Harare, Zimbabwe — Zimbabwe appealed to the United Nations, aid agencies and individuals on Wednesday for $2 billion to avert food insecurity caused by an El Nino-induced drought.

At the State House in Harare, President Emmerson Mnangagwa declared a nationwide state of disaster. He told reporters that Zimbabwe is expecting a harvest of 868,000 metric tons of grain this year — far short of expectations and about 680,000 tons less than the country needs.

“Preliminary assessment shows that Zimbabwe requires in excess of $2 billion toward various interventions we envisage in the spectrum of our national response,” he said.

Zimbabwe isn’t alone. Malawi and Zambia declared a state of disaster earlier this year due to the drought.

Edward Kallon, U.N. resident and humanitarian coordinator in Zimbabwe, said the world body is monitoring the severe impact of the ongoing dry spell in southern Africa. He said the crisis has far-reaching consequences across various sectors, including food and nutrition security, health, water resources, education and jobs.

So far, Kallon said, the U.N. has allocated $5 million from the Central Emergency Response Fund for needs such as water, hygiene, sanitation, food and medical response to a cholera outbreak.

“The U.N. pledges its support to the government of Zimbabwe in mobilizing resources to tackle the El Nino-induced drought,” he said. “Efforts are underway to finalize a response plan.”

Paul Zakariya, executive director of the Zimbabwe Farmers Union, said that while nothing can be done to stop climate change effects, irrigation farming is one of the methods that can be used to mitigate calamity.

“Only depending on rain-fed agriculture, we will not go too far,” Zakariya said.

The government should ensure that even farmers with small amounts of land can irrigate, he said.

“With irrigation, our farmers are producing all year round,” he said.

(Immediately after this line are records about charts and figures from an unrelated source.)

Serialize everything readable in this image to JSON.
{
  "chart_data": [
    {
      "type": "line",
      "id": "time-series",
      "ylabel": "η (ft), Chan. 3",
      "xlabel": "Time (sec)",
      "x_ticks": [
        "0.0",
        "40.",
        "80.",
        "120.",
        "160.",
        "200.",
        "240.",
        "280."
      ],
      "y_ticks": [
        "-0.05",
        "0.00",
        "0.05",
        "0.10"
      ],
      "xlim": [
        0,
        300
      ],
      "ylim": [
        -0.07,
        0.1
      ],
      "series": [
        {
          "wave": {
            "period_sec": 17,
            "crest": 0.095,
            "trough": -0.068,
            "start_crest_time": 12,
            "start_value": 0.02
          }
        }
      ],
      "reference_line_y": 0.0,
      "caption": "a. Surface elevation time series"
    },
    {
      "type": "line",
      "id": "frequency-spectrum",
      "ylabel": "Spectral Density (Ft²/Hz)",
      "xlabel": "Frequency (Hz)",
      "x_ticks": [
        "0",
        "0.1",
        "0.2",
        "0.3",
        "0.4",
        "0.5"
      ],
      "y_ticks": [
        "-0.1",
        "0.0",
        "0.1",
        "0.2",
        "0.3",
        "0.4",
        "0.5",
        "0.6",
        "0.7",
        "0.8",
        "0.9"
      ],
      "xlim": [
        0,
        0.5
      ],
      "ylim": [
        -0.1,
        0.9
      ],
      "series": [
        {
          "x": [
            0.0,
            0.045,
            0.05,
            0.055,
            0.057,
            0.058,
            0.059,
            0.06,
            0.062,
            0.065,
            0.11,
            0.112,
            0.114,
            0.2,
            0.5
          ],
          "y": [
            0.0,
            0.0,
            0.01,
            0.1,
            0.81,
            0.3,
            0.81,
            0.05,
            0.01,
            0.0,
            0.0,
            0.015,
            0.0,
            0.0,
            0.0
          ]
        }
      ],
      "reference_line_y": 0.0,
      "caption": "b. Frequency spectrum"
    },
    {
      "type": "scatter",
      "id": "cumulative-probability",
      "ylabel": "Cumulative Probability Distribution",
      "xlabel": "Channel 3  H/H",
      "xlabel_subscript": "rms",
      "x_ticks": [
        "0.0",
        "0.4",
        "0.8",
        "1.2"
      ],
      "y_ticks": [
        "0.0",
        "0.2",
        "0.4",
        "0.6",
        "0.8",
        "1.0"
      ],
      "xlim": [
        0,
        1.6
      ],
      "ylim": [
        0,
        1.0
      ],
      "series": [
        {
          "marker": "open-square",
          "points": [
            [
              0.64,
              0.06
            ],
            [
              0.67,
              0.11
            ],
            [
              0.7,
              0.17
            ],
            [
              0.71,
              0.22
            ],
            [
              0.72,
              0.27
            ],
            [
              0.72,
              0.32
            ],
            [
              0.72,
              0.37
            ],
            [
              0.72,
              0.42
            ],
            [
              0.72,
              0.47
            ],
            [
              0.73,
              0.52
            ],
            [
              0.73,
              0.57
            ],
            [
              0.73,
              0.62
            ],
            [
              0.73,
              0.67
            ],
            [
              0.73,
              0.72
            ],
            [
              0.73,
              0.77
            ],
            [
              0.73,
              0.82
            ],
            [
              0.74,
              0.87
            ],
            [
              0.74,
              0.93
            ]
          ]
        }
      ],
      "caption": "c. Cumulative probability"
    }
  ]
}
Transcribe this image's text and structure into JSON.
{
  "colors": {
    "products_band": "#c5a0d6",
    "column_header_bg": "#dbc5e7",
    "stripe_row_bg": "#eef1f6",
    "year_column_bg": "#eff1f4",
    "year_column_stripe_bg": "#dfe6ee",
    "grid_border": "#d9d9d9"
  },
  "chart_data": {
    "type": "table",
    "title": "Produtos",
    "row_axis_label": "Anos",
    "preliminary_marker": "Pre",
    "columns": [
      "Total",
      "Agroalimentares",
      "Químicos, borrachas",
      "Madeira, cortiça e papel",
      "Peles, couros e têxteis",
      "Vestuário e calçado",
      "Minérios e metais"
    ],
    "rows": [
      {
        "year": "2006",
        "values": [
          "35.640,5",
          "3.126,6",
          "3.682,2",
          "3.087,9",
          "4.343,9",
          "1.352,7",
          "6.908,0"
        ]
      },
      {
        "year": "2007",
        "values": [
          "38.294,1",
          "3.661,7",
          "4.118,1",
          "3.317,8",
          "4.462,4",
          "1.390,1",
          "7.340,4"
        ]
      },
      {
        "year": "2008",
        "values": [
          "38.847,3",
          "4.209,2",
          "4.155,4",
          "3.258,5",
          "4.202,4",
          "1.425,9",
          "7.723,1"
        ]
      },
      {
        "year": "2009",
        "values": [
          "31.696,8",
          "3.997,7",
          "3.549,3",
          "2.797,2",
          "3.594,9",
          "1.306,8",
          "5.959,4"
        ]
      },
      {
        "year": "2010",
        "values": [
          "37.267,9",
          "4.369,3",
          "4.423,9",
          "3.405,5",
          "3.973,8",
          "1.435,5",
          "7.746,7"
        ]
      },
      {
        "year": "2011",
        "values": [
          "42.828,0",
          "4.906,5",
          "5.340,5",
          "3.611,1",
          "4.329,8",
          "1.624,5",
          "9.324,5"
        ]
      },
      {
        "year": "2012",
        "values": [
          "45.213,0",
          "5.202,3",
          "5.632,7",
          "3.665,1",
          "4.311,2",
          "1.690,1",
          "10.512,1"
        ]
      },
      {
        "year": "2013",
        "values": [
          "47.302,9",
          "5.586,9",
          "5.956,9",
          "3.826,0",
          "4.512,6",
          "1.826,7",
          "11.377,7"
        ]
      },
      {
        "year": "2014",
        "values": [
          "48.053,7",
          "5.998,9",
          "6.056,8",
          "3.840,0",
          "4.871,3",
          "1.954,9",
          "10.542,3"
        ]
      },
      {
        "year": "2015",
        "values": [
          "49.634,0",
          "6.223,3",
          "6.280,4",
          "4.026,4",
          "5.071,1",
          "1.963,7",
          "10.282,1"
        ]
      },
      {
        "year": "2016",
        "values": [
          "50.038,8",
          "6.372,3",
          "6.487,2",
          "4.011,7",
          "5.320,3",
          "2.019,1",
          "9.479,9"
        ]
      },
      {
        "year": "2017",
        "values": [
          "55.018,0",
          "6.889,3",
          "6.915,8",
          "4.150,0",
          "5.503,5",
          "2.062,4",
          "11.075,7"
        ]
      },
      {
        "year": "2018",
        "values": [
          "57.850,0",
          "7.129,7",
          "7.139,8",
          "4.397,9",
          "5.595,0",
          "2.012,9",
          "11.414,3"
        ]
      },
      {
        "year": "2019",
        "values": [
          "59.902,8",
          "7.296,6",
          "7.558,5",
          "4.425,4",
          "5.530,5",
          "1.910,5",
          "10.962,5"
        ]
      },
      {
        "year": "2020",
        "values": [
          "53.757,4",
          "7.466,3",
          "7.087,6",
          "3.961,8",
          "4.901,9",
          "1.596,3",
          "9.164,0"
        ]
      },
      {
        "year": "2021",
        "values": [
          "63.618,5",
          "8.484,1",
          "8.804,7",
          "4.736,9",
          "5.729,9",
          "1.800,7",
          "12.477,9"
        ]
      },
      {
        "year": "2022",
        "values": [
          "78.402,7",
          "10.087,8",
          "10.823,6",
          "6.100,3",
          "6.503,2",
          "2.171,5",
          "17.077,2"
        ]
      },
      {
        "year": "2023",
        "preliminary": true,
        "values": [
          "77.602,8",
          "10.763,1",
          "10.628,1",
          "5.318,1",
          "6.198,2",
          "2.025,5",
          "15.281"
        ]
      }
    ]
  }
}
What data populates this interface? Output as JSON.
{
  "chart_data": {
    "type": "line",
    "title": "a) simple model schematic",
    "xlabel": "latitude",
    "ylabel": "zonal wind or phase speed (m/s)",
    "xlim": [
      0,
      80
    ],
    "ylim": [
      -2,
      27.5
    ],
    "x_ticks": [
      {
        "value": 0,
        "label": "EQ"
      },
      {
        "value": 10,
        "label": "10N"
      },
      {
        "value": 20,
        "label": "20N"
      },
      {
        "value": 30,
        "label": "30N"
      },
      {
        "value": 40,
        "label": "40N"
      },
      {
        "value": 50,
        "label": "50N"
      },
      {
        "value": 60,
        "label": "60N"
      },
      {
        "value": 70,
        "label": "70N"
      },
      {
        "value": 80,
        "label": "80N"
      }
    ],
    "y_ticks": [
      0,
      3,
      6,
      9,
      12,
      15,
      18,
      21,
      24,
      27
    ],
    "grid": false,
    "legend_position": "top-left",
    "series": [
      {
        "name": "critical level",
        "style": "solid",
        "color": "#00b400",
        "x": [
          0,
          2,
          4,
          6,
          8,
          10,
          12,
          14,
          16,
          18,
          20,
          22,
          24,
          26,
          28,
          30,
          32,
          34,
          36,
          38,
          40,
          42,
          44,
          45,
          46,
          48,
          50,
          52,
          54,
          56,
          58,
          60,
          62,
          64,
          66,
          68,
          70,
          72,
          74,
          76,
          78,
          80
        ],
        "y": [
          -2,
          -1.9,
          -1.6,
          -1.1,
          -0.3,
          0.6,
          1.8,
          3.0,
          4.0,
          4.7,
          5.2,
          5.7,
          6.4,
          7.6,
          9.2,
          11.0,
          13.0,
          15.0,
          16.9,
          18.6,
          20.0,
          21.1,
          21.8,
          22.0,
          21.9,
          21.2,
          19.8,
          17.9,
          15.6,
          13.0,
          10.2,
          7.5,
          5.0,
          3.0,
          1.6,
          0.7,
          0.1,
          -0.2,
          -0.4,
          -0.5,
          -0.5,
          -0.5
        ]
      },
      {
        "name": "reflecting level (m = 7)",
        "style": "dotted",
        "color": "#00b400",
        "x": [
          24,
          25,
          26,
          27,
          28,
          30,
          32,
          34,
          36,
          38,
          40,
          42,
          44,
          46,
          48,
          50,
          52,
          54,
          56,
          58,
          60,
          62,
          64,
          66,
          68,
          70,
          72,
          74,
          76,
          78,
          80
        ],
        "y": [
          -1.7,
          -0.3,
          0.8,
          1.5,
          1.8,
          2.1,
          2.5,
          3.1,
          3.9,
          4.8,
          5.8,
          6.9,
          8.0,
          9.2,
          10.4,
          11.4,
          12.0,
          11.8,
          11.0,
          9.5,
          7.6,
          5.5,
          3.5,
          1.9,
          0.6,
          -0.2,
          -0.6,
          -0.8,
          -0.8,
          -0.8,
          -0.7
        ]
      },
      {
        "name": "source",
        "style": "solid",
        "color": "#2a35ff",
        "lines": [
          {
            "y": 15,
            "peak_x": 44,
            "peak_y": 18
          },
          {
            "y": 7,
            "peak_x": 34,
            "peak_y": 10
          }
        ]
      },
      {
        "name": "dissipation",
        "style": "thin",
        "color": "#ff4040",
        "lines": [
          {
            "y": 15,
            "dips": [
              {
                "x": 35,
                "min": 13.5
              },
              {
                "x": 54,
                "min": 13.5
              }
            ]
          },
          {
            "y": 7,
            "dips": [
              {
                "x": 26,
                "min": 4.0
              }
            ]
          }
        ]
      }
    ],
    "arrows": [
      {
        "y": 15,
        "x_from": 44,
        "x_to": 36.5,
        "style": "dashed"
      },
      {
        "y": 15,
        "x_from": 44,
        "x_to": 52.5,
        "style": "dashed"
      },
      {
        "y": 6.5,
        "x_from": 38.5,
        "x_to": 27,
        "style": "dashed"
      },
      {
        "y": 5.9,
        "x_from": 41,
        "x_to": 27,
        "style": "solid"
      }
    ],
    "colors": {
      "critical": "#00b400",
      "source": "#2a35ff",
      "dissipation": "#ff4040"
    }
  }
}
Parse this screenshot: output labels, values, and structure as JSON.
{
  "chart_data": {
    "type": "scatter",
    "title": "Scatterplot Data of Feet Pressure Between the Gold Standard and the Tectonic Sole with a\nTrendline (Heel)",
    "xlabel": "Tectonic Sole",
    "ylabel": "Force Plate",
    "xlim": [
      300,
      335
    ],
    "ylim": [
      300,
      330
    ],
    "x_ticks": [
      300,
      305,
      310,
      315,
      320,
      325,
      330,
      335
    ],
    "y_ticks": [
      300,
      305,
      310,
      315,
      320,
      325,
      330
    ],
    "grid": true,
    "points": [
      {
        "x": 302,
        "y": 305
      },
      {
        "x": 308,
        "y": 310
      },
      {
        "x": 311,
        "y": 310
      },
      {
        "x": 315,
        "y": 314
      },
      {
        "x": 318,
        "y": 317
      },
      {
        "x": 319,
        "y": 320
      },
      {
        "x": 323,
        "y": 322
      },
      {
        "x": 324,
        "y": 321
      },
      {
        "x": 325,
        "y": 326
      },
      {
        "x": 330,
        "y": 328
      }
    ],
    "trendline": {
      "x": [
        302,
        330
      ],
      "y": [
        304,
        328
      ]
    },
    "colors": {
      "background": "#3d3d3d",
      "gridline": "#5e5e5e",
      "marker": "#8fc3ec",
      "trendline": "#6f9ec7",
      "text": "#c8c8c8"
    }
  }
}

Zimbabwe, once the breadbasket of southern Africa, has largely depended on handouts from organizations such as the World Food Program and the U.S. Agency for International Development in the last 20-plus years.

The government attributes the food shortages to recurring droughts.

Critics attribute the problem to the confiscation of land from white commercial farmers who produced crops all year round. They were replaced with peasant farmers who let irrigation systems fall into disrepair and are reliant on rain to grow their crops.

U.N. agencies said they will provide funding so Zimbabwe can revive the irrigation systems. Details are expected at a news conference on Thursday.